Ruttura says a main driver of growth is staying involved with the industry and striving to increase productivity through technology. "We're a forward-looking company," Ruttura says. "Once a competitor has caught on to what we're doing we're already on to something new. We spend money on things but make it back many times over."
For instance, Ruttura & Sons is the only company on Long Island that has grading equipment that utilizes GPS. "The laser grading helped stopped cracks and curls and also stopped people from saying we cheated them - we had a way to prove we didn't."
Ruttura & Sons also works with builders to substitute 30 pound steel fibers instead of wire mesh on slabs on grade whenever possible. "Mesh is laborious and presents trip and fall hazards," Ruttura explains. "When you pump fibers the reinforcement is always in the right place, and that's not the case with wire mesh."

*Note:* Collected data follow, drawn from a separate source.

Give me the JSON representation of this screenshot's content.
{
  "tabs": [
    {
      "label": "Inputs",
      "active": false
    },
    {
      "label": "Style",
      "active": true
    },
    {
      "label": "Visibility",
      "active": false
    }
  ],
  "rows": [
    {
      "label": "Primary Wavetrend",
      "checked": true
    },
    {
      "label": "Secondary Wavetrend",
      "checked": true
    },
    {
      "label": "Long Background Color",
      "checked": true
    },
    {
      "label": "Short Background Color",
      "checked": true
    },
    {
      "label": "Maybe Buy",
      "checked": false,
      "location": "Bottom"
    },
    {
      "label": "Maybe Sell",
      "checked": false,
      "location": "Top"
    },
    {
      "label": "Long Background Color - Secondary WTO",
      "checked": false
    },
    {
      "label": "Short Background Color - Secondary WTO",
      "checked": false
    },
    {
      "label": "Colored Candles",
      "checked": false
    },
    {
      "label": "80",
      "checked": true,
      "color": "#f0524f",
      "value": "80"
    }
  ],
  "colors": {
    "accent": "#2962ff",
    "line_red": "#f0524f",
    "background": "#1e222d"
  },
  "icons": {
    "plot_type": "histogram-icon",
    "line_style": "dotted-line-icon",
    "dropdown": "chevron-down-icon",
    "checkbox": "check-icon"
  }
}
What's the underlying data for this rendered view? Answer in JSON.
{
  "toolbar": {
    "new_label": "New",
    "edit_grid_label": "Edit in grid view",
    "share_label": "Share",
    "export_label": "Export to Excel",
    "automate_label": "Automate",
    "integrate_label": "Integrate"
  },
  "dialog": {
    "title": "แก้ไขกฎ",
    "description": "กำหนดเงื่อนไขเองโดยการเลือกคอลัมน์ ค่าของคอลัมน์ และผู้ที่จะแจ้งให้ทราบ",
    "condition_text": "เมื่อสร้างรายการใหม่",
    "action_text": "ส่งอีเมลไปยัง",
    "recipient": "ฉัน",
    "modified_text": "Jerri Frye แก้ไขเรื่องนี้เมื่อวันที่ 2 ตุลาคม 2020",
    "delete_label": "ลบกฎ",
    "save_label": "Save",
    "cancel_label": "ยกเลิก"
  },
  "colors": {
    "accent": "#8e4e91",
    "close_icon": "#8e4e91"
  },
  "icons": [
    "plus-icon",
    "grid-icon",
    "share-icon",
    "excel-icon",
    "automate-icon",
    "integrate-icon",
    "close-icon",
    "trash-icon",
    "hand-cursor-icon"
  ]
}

'Work like a champion today'
Despite Ruttura & Sons' size, the company still feels like a family-run business. Ruttura credits that to his father and the way his family was brought up. "We're the first ones in the yard every day, and we'll probably lock up the place tonight. We work hard, work long hours and come in on Saturdays when we need to. That's why our employees work hard for us," Ruttura says.
With above-average wages and full benefits, Ruttura & Sons has almost no turn-over. "I've got 350 great people," Ruttura says. "Owners who say they have a hard time finding people aren't treating their people right."
The company's motto, "Work like a champion today," isn't just directed at the people in the field - it's Ruttura's mantra too. It's not uncommon to find Ruttura on the jobsite running a piece of equipment. He's also hands-on in job costing and examining daily job progress to give him time to correct areas where they've fallen behind while the project is still going instead of weeks after a job is finished.
Like most contractors, Ruttura says he's getting ready to "hunker down" for the looming recession. He'll need to make cuts in the company and prepare for what he thinks could be a severe drop in annual sales. "We'll look at ways to reduce overhead. We'll do probably 50 percent of the sales we did last year but still need to stay profitable," he says. "We'll look at turning off lights, turning down the heat, and more closely monitoring gasoline and fuel bills."
Ruttura says despite a slowdown he has a strong client base that will keep his company busy. And he'll continue to support the ASCC, ACI and other groups that strive to help the industry.
Ruttura says the next few years will be tough. But despite cuts, the principles and character of Ruttura & Sons will stay.